8. Reversal pattern: a local minimum/maximum formed on the market.
· An up signal occurs when the close price of the last formed candlestick is below the low price of the penultimate candlestick and the last formed candlestick is falling. But then the price breaks the high of the last formed candle upward.
· A down signal occurs when the close price of the last formed candle is higher than the high of the penultimate candle and the last formed candle is growing. But then the price breaks the low of the last formed candle down.
9. The stochastic indicator signal line has entered a range of 20-80%.
· An up signal occurs when the Stochastic indicator signal line crosses the 20% level from bottom to top.
· A down signal occurs when the Stochastic indicator signal line crosses the 80% level from top to bottom.
10. The last candlestick crossed the EMA moving average from bottom to top or top to bottom
· An up signal occurs when the last formed candlestick crosses the exponential moving average up.
· A down signal occurs when the last formed candlestick crosses the exponential moving average down.

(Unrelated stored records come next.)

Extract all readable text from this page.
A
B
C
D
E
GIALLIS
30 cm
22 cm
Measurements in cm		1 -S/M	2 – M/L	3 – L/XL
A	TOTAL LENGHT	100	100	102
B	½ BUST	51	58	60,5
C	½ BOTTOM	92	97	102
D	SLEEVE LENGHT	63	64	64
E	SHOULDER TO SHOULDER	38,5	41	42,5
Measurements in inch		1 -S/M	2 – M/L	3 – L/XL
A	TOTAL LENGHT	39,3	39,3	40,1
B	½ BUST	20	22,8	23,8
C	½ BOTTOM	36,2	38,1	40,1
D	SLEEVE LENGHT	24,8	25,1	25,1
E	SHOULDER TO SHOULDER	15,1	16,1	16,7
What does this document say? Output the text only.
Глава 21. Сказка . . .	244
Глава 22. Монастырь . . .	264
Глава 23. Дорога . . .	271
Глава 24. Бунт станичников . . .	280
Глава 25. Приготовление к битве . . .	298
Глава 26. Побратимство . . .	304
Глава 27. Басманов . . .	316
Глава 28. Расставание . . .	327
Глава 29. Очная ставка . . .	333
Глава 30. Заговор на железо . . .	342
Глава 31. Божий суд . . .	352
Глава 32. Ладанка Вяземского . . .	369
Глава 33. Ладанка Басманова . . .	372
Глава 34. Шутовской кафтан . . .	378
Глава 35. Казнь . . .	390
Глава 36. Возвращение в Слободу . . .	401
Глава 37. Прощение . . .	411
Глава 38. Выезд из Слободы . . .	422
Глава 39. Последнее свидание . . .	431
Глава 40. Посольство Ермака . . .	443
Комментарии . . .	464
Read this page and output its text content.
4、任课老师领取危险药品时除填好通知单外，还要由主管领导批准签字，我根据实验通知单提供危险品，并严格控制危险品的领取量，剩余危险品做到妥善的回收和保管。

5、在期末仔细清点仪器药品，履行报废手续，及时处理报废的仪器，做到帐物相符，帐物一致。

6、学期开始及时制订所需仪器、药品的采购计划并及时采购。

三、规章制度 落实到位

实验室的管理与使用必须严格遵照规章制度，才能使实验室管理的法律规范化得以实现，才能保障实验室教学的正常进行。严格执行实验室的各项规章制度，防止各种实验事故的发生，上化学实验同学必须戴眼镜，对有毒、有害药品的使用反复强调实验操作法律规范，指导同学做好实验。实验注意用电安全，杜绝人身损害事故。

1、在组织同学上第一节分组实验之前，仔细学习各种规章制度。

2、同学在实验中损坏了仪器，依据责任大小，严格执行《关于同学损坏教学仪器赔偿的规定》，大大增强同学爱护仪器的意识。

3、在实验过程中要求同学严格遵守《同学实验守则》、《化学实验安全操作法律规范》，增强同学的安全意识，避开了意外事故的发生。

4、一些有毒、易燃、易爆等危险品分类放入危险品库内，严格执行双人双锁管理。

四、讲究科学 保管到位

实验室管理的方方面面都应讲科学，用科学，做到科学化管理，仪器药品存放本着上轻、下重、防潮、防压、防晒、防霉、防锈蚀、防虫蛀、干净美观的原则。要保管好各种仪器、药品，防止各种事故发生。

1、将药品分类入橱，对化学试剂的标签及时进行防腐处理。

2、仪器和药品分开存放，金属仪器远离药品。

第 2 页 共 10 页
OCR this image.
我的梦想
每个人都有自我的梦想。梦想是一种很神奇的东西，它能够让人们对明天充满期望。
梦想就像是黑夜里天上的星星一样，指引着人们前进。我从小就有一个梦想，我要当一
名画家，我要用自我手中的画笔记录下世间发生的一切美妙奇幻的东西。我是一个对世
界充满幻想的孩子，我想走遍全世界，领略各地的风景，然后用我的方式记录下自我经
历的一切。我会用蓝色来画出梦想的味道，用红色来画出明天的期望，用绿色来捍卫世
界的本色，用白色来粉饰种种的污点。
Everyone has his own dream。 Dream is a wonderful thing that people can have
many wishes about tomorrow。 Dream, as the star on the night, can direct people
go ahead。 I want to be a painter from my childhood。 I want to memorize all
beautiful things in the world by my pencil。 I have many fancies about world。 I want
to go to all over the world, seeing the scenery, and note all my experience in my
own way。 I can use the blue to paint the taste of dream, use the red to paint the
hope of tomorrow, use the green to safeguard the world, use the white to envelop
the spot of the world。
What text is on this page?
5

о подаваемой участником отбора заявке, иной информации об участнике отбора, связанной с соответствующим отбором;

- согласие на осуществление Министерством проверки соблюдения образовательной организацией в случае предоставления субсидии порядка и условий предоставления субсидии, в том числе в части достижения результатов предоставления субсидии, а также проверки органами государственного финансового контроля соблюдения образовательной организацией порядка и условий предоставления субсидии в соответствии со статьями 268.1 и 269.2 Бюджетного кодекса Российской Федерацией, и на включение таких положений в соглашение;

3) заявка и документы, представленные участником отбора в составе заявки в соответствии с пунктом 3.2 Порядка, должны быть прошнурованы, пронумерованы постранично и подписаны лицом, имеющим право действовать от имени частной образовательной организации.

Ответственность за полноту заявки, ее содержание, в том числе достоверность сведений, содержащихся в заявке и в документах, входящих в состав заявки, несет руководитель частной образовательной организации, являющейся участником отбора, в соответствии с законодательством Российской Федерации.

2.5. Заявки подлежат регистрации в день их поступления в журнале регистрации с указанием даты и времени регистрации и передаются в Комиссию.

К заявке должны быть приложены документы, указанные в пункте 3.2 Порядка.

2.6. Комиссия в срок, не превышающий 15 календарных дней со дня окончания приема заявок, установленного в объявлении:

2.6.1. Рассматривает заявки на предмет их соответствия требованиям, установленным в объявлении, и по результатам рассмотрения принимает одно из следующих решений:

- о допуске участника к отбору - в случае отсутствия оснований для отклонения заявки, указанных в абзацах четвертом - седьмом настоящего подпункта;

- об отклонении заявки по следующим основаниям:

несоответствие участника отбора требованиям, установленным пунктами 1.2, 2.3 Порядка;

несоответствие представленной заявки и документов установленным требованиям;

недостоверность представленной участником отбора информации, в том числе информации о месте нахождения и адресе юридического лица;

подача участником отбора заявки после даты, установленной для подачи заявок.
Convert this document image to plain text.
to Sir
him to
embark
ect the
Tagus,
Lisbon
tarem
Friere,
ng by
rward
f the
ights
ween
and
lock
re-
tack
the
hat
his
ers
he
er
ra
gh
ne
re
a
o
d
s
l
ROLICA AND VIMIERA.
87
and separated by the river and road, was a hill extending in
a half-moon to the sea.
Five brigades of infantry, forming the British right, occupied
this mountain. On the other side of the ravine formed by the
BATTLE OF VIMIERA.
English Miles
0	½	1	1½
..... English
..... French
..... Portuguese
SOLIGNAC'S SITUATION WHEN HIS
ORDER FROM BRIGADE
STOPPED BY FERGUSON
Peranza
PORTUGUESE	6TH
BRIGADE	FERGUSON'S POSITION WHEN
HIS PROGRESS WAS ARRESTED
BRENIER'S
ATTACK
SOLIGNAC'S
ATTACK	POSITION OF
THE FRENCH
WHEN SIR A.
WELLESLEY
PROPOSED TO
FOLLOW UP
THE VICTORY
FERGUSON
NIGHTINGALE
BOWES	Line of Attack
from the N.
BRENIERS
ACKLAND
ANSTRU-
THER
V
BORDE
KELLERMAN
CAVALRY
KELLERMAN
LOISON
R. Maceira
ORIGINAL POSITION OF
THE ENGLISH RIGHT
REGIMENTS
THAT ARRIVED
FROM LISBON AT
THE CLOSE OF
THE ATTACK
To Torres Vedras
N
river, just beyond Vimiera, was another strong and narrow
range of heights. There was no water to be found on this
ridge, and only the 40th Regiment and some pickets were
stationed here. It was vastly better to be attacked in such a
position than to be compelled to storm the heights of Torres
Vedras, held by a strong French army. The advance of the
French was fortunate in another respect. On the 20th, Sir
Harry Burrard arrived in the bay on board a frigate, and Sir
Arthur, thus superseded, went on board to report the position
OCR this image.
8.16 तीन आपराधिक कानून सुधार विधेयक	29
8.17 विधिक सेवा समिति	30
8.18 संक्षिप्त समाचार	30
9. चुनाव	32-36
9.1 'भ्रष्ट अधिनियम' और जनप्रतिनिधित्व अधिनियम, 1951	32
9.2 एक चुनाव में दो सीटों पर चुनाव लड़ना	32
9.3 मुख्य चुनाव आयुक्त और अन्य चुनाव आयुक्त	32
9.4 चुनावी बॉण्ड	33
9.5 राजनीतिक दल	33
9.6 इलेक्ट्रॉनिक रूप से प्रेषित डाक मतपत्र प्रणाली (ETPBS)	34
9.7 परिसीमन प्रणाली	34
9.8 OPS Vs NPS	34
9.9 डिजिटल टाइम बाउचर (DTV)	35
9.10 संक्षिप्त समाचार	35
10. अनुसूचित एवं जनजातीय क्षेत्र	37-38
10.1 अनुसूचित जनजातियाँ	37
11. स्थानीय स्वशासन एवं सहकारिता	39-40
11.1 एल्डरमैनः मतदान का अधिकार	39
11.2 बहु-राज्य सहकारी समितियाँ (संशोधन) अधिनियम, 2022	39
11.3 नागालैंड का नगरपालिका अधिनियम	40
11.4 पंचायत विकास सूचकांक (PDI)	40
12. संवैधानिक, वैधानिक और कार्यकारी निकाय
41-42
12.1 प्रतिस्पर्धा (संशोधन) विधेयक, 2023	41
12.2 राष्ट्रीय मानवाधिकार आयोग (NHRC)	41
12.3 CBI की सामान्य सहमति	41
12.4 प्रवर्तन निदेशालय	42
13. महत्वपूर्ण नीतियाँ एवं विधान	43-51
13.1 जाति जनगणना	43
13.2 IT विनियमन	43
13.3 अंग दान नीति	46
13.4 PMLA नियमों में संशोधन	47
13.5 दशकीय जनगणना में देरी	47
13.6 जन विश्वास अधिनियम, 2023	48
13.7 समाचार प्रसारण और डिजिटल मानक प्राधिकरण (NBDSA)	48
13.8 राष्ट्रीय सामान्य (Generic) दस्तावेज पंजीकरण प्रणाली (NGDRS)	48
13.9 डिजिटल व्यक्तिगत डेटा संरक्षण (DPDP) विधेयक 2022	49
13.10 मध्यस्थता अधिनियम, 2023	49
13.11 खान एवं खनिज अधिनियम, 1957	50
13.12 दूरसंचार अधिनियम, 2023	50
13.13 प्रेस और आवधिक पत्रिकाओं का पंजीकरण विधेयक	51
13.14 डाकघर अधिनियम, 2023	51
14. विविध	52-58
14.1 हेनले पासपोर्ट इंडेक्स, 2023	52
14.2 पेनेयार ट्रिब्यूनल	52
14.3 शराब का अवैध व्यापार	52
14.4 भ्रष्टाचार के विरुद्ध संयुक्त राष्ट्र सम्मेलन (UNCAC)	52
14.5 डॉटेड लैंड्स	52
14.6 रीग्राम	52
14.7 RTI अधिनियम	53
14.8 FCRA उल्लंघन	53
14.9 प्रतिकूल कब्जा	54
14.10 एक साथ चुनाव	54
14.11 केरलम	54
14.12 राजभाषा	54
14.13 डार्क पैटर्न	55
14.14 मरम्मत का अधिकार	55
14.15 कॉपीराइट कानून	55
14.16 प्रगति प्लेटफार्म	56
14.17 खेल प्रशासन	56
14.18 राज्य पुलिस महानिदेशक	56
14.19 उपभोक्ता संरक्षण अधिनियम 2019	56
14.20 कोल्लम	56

11. Uptrend/ Downtrend range (2 consecutive growing/ falling candles)
· An up signal occurs when two consecutive growing candles are formed.
· A down signal occurs when two consecutive falling candlesticks are formed.
12. "Pin-bar" (Pin - from the word Pinocchio), aka "needle turn", aka "kangaroo tail". The last candlestick resembles the shape of a needle (usually this is a signal for a price rebound against the tip of the "needle").
· An up signal occurs when a growing candlestick is formed such that the distance from the candlestick's high to its opening is at least 2 times less than the candlestick's opening distance to its minimum.
· A down signal occurs when a falling candlestick is formed such that the distance from the candlestick's high to its opening is at least 2 times the distance from the candlestick's opening to its minimum.
13. Naked maximum/minimum: the last candlestick closes at its high or low.
· An up signal occurs when a rising candlestick is formed such that its close coincides with the high of that candlestick.
· A down signal occurs when a falling candlestick is formed such that its close coincides with the low of that candlestick.